2) Dava, icra takibinden önce üç adet çek nedeniyle borçlu olmadığının tespiti istemine ilişkin olarak açılmıştır. Dava konusu 30.06.2009 keşide tarihli 9.500 TL tutarındaki çek, 19.02.2009 tarihli celsede davalı vekilince dosyaya ibraz edilmiş, davalı vekili bu çekten alacakları olmadığı için takip konusu yapmadıklarını beyan etmiş, imzası ile tastiklemiş ve bu çek hakkında verilen tedbir kararı da aynı oturumun 3 nolu bendi ile kaldırılmıştır.
Hal böyle olunca, mahkemece söz konusu bu çek hakkında davanın konusuz kaldığından bu çek yönünden karar verilmesine yer olmadığına karar vermek gerekirken, bu hususun düşünülmemesi doğru görülmemiştir.
3) Menfi tespit davası icra takibinden önce açılmıştır. İİK 72. maddesine göre davacı borçlu lehine tazminata hükmedilebilmesi için öncelikle borçluyu menfi tespit davası açmaya zorlayan bir icra takibinin bulunması şarttır. Somut olayda davanın açıldığı tarih olan 22.12.2008 tarihinden önce başlatılmış icra takibi bulunmadığından, davacı borçlu yararına kötüniyet tazminatına hükmedilemeyeceğininde gözardı edilmesi isabetsizdir.
Yerel mahkeme hükmünün (2) ve (3) nolu bentte belirtilen sebeplerle bozulması gerekirken ilamda yazılı gerekçe ile onandığından davalı şirket vekilinin karar düzletme isteminin kabulü gerekmiştir.

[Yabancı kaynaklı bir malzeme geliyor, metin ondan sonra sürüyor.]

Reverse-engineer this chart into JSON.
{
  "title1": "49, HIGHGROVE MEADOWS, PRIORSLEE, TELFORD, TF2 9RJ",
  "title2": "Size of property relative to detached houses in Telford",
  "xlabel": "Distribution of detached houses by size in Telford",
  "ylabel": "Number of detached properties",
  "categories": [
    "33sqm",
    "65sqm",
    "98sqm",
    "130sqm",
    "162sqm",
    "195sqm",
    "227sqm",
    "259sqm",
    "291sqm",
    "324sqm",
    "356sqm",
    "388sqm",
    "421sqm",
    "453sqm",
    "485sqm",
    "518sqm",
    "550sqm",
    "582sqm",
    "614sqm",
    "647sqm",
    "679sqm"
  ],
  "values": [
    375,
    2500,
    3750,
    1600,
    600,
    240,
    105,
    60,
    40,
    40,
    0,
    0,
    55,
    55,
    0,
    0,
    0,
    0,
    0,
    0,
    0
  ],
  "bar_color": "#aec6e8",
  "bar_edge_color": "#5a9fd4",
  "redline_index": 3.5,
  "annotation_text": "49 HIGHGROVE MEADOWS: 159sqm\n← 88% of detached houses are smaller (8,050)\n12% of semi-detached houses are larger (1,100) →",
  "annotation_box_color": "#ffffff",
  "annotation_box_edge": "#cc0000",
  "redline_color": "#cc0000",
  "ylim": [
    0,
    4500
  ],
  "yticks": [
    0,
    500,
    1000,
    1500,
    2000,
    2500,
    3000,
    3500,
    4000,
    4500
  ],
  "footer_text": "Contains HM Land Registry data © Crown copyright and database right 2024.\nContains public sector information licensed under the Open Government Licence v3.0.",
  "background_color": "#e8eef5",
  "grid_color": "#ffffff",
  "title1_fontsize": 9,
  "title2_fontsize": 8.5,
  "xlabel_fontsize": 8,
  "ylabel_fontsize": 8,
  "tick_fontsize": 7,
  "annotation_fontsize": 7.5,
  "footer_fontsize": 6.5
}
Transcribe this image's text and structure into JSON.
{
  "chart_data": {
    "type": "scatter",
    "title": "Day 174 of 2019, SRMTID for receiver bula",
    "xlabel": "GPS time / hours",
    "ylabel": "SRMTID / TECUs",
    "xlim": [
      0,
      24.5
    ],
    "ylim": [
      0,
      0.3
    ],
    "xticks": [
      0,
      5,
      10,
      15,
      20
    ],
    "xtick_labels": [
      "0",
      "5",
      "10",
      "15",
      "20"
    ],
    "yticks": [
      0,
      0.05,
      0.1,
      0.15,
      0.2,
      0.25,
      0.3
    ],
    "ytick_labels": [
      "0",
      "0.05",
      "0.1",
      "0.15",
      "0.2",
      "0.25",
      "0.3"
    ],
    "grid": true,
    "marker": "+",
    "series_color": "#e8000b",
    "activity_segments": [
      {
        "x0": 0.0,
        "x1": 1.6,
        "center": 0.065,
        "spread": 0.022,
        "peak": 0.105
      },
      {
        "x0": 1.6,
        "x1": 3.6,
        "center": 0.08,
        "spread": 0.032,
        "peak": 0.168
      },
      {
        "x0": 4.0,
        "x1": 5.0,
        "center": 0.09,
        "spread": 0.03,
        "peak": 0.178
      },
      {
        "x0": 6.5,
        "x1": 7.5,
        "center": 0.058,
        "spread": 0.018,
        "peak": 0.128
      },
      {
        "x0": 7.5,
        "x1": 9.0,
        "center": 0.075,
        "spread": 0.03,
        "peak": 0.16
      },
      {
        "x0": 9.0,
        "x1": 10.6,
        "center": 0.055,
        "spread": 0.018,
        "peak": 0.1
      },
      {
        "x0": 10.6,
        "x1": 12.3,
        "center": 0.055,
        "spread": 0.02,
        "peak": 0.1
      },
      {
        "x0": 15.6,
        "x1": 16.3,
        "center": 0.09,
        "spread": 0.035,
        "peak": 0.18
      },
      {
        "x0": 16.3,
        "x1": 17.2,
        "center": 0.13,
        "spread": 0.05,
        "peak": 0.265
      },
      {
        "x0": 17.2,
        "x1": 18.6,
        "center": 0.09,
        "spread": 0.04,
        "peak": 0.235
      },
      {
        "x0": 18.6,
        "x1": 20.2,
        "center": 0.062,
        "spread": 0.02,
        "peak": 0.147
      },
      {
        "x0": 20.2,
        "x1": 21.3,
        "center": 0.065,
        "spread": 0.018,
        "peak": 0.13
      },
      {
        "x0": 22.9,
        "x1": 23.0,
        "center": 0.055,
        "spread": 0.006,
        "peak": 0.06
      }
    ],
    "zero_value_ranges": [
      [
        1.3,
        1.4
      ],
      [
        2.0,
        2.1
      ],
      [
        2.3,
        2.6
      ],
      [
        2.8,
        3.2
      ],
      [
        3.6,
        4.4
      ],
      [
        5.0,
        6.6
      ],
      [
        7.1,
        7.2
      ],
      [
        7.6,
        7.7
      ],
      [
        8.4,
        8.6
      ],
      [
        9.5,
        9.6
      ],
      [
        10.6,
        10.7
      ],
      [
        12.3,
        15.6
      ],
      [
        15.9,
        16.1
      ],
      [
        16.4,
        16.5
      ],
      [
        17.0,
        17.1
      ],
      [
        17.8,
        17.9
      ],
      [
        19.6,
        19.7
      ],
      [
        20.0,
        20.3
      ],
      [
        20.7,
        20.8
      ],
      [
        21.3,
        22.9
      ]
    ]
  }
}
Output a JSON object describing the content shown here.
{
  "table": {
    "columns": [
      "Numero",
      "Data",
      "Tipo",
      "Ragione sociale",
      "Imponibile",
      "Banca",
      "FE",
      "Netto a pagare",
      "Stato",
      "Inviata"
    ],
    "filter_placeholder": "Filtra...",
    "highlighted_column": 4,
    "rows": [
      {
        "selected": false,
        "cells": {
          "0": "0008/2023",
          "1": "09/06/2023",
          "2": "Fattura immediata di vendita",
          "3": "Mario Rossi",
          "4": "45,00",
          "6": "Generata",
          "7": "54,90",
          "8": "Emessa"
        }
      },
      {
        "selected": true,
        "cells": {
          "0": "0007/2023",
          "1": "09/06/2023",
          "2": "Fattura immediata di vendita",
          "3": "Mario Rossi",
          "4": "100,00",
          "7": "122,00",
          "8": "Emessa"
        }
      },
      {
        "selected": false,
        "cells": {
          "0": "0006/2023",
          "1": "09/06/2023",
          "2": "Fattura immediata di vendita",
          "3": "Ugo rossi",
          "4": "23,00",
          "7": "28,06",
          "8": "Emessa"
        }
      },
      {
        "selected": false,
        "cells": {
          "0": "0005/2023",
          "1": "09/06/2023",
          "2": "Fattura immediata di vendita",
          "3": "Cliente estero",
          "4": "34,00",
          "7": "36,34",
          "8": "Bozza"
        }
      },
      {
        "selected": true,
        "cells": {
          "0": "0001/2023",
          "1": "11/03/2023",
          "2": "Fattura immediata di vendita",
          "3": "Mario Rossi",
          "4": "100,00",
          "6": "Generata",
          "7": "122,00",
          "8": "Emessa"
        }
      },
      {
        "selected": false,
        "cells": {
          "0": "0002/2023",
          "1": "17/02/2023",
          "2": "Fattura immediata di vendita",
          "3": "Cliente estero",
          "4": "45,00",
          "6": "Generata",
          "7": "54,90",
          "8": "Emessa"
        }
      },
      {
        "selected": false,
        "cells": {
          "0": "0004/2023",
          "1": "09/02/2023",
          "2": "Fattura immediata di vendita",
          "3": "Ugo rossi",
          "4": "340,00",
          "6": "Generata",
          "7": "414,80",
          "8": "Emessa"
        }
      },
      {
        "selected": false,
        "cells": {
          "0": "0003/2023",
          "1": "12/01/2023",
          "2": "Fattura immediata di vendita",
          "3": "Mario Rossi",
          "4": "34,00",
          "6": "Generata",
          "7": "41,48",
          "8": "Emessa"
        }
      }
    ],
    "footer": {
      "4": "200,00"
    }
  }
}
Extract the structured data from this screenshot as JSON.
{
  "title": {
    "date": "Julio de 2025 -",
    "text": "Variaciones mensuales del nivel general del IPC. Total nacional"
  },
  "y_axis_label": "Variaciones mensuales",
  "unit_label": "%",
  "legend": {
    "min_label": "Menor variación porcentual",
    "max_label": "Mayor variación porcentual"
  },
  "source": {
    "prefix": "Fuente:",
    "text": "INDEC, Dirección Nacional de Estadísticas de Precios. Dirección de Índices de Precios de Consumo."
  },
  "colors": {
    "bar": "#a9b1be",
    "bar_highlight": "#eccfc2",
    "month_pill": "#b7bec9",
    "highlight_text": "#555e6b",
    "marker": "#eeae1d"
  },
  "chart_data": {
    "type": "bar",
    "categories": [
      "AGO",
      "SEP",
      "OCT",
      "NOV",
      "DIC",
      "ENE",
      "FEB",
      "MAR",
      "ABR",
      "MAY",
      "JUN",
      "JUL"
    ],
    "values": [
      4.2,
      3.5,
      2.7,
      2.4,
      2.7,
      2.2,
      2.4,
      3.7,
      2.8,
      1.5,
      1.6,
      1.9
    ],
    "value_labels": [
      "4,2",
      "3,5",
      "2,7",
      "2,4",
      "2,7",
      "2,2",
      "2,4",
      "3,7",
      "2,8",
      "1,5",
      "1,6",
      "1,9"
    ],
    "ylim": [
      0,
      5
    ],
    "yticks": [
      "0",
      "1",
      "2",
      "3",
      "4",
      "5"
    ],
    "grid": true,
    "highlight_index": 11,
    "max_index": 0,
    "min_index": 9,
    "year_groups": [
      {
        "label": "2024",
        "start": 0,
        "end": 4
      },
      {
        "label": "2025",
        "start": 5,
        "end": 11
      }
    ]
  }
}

SONUÇ:Yukarıda (1) nolu bentte açıklanan nedenlerle davalı vekilinin diğer karar düzletme taleplerinin reddine, (2) ve (3) nolu bentlerde belirtilen sebeplerle davalı şirket vekilinin karar düzletme isteminin kabulü ile, Dairemizin 09.04.2012 günlü 2011/12129 Esas, 2012/5876 Karar sayılı onama kararının kaldırılmasına ve yerel mahkeme hükmünün bu nedenle BOZULMASINA, evvelce alınan onama harcı ile peşin harcın iadesine, 18.12.2012 gününde oybirliğiyle karar verildi.